On 17.08.2022 14:44, Eli Zaretskii wrote:
Date: Wed, 17 Aug 2022 03:05:05 +0300
From: Dmitry Gutov <dgutov@yandex.ru>

If the user-level narrow/widen commands didn't use _actual_ narrowing,
but display engine tricks or whatever (example:
https://github.com/Malabarba/fancy-narrow/), "other parts of the major
mode" wouldn't have to do the usual (save-restriction (widen) ...)
dance, which a lot of code is littered with.

I don't think this is reliable solution for a general problem such as
this one.  What that package does is prevent _some_ commands and APIs
from escaping the "narrowing".  But in the general case, once you get
low enough into our infrastructure code, there's no way of knowing
what is TRT wrt this "narrowing", because the intent of the caller is
unknown, and quite a few places in our code will happily ignore it.

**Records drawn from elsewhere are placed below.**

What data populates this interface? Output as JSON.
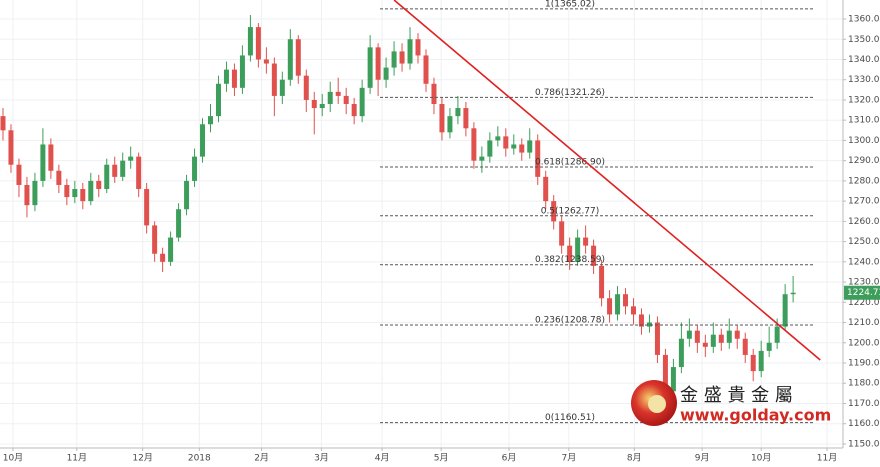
{
  "chart_data": {
    "type": "candlestick",
    "up_color": "#3c9e5a",
    "down_color": "#e0504c",
    "ylim": [
      1148,
      1369.4
    ],
    "yticks": [
      1150,
      1160,
      1170,
      1180,
      1190,
      1200,
      1210,
      1220,
      1230,
      1240,
      1250,
      1260,
      1270,
      1280,
      1290,
      1300,
      1310,
      1320,
      1330,
      1340,
      1350,
      1360
    ],
    "yticks_labels": [
      "1150.00",
      "1160.00",
      "1170.00",
      "1180.00",
      "1190.00",
      "1200.00",
      "1210.00",
      "1220.00",
      "1230.00",
      "1240.00",
      "1250.00",
      "1260.00",
      "1270.00",
      "1280.00",
      "1290.00",
      "1300.00",
      "1310.00",
      "1320.00",
      "1330.00",
      "1340.00",
      "1350.00",
      "1360.00"
    ],
    "xlim": [
      -0.375,
      105.25
    ],
    "xticks": [
      {
        "value": 1.25,
        "label": "10月"
      },
      {
        "value": 9.25,
        "label": "11月"
      },
      {
        "value": 17.5,
        "label": "12月"
      },
      {
        "value": 24.6,
        "label": "2018"
      },
      {
        "value": 32.4,
        "label": "2月"
      },
      {
        "value": 39.9,
        "label": "3月"
      },
      {
        "value": 47.5,
        "label": "4月"
      },
      {
        "value": 54.9,
        "label": "5月"
      },
      {
        "value": 63.4,
        "label": "6月"
      },
      {
        "value": 70.9,
        "label": "7月"
      },
      {
        "value": 79.1,
        "label": "8月"
      },
      {
        "value": 87.6,
        "label": "9月"
      },
      {
        "value": 95,
        "label": "10月"
      },
      {
        "value": 103.25,
        "label": "11月"
      }
    ],
    "grid": true,
    "ohlc": [
      [
        1312,
        1316,
        1300,
        1305
      ],
      [
        1305,
        1308,
        1284,
        1288
      ],
      [
        1288,
        1291,
        1272,
        1278
      ],
      [
        1278,
        1282,
        1262,
        1268
      ],
      [
        1268,
        1284,
        1265,
        1280
      ],
      [
        1280,
        1306,
        1277,
        1298
      ],
      [
        1298,
        1301,
        1281,
        1285
      ],
      [
        1285,
        1288,
        1274,
        1278
      ],
      [
        1278,
        1281,
        1268,
        1272
      ],
      [
        1272,
        1280,
        1269,
        1276
      ],
      [
        1276,
        1279,
        1266,
        1270
      ],
      [
        1270,
        1284,
        1268,
        1280
      ],
      [
        1280,
        1283,
        1272,
        1276
      ],
      [
        1276,
        1291,
        1274,
        1288
      ],
      [
        1288,
        1292,
        1279,
        1282
      ],
      [
        1282,
        1294,
        1280,
        1290
      ],
      [
        1290,
        1297,
        1286,
        1292
      ],
      [
        1292,
        1294,
        1272,
        1276
      ],
      [
        1276,
        1279,
        1254,
        1258
      ],
      [
        1258,
        1260,
        1240,
        1244
      ],
      [
        1244,
        1247,
        1235,
        1240
      ],
      [
        1240,
        1255,
        1238,
        1252
      ],
      [
        1252,
        1269,
        1250,
        1266
      ],
      [
        1266,
        1283,
        1263,
        1280
      ],
      [
        1280,
        1296,
        1277,
        1292
      ],
      [
        1292,
        1311,
        1289,
        1308
      ],
      [
        1308,
        1318,
        1304,
        1312
      ],
      [
        1312,
        1332,
        1309,
        1328
      ],
      [
        1328,
        1339,
        1324,
        1335
      ],
      [
        1335,
        1338,
        1322,
        1326
      ],
      [
        1326,
        1347,
        1323,
        1342
      ],
      [
        1342,
        1362,
        1339,
        1356
      ],
      [
        1356,
        1358,
        1336,
        1340
      ],
      [
        1340,
        1346,
        1333,
        1338
      ],
      [
        1338,
        1341,
        1312,
        1322
      ],
      [
        1322,
        1334,
        1318,
        1330
      ],
      [
        1330,
        1355,
        1327,
        1350
      ],
      [
        1350,
        1352,
        1328,
        1332
      ],
      [
        1332,
        1335,
        1314,
        1320
      ],
      [
        1320,
        1324,
        1303,
        1316
      ],
      [
        1316,
        1323,
        1312,
        1318
      ],
      [
        1318,
        1329,
        1314,
        1324
      ],
      [
        1324,
        1331,
        1318,
        1322
      ],
      [
        1322,
        1326,
        1313,
        1318
      ],
      [
        1318,
        1321,
        1308,
        1312
      ],
      [
        1312,
        1330,
        1309,
        1326
      ],
      [
        1326,
        1352,
        1323,
        1346
      ],
      [
        1346,
        1348,
        1322,
        1330
      ],
      [
        1330,
        1341,
        1326,
        1336
      ],
      [
        1336,
        1349,
        1332,
        1344
      ],
      [
        1344,
        1348,
        1334,
        1338
      ],
      [
        1338,
        1356,
        1335,
        1350
      ],
      [
        1350,
        1353,
        1338,
        1342
      ],
      [
        1342,
        1345,
        1324,
        1328
      ],
      [
        1328,
        1331,
        1313,
        1318
      ],
      [
        1318,
        1321,
        1300,
        1304
      ],
      [
        1304,
        1316,
        1301,
        1312
      ],
      [
        1312,
        1322,
        1308,
        1316
      ],
      [
        1316,
        1319,
        1302,
        1306
      ],
      [
        1306,
        1309,
        1286,
        1290
      ],
      [
        1290,
        1297,
        1284,
        1292
      ],
      [
        1292,
        1304,
        1289,
        1300
      ],
      [
        1300,
        1307,
        1297,
        1302
      ],
      [
        1302,
        1306,
        1292,
        1296
      ],
      [
        1296,
        1303,
        1293,
        1298
      ],
      [
        1298,
        1301,
        1290,
        1294
      ],
      [
        1294,
        1306,
        1291,
        1300
      ],
      [
        1300,
        1303,
        1278,
        1282
      ],
      [
        1282,
        1285,
        1266,
        1270
      ],
      [
        1270,
        1273,
        1256,
        1260
      ],
      [
        1260,
        1263,
        1244,
        1248
      ],
      [
        1248,
        1252,
        1236,
        1240
      ],
      [
        1240,
        1256,
        1238,
        1252
      ],
      [
        1252,
        1258,
        1244,
        1248
      ],
      [
        1248,
        1251,
        1234,
        1238
      ],
      [
        1238,
        1241,
        1218,
        1222
      ],
      [
        1222,
        1226,
        1210,
        1214
      ],
      [
        1214,
        1228,
        1211,
        1224
      ],
      [
        1224,
        1227,
        1214,
        1218
      ],
      [
        1218,
        1222,
        1209,
        1214
      ],
      [
        1214,
        1217,
        1204,
        1208
      ],
      [
        1208,
        1214,
        1205,
        1210
      ],
      [
        1210,
        1213,
        1190,
        1194
      ],
      [
        1194,
        1197,
        1170,
        1176
      ],
      [
        1176,
        1192,
        1173,
        1188
      ],
      [
        1188,
        1210,
        1185,
        1202
      ],
      [
        1202,
        1212,
        1198,
        1206
      ],
      [
        1206,
        1209,
        1195,
        1200
      ],
      [
        1200,
        1204,
        1193,
        1198
      ],
      [
        1198,
        1210,
        1195,
        1204
      ],
      [
        1204,
        1207,
        1196,
        1200
      ],
      [
        1200,
        1212,
        1197,
        1206
      ],
      [
        1206,
        1209,
        1197,
        1202
      ],
      [
        1202,
        1205,
        1190,
        1194
      ],
      [
        1194,
        1197,
        1181,
        1186
      ],
      [
        1186,
        1201,
        1183,
        1196
      ],
      [
        1196,
        1208,
        1193,
        1200
      ],
      [
        1200,
        1212,
        1197,
        1208
      ],
      [
        1208,
        1229,
        1206,
        1224
      ],
      [
        1224,
        1233,
        1220,
        1224.73
      ]
    ],
    "last_price_color": "#3c9e5a",
    "fib_levels": [
      {
        "label": "1(1365.02)",
        "value": 1365.02
      },
      {
        "label": "0.786(1321.26)",
        "value": 1321.26
      },
      {
        "label": "0.618(1286.90)",
        "value": 1286.9
      },
      {
        "label": "0.5(1262.77)",
        "value": 1262.77
      },
      {
        "label": "0.382(1238.59)",
        "value": 1238.59
      },
      {
        "label": "0.236(1208.78)",
        "value": 1208.78
      },
      {
        "label": "0(1160.51)",
        "value": 1160.51
      }
    ],
    "trendline": {
      "start": [
        49,
        1369.4
      ],
      "end": [
        102.4,
        1191.5
      ],
      "color": "#e02020"
    }
  },
  "watermark": {
    "title": "金 盛 貴 金 屬",
    "url": "www.golday.com"
  }
}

Knowing the intent of the narrowing is indeed the problem. A split between user-level ("soft") narrowing and "real" narrowing makes sense to me.

Calling some narrowing "hard" doesn't answer the question of intent, OTOH.

So I think it is eventually unavoidable to have to define some
property of the narrowing that every piece of Emacs will test in order
to understand whether it should or shouldn't move outside of the
narrowed region.

In either approach we'd end up with two kinds of narrowings. The question for me is, which of the approaches will require more effort from Lisp writers to adapt. That is, how many functions and features should specifically handle user-level narrowing.

I'd be happy to be able to remove all the (save-restriction (widen) ...) calls littering the code.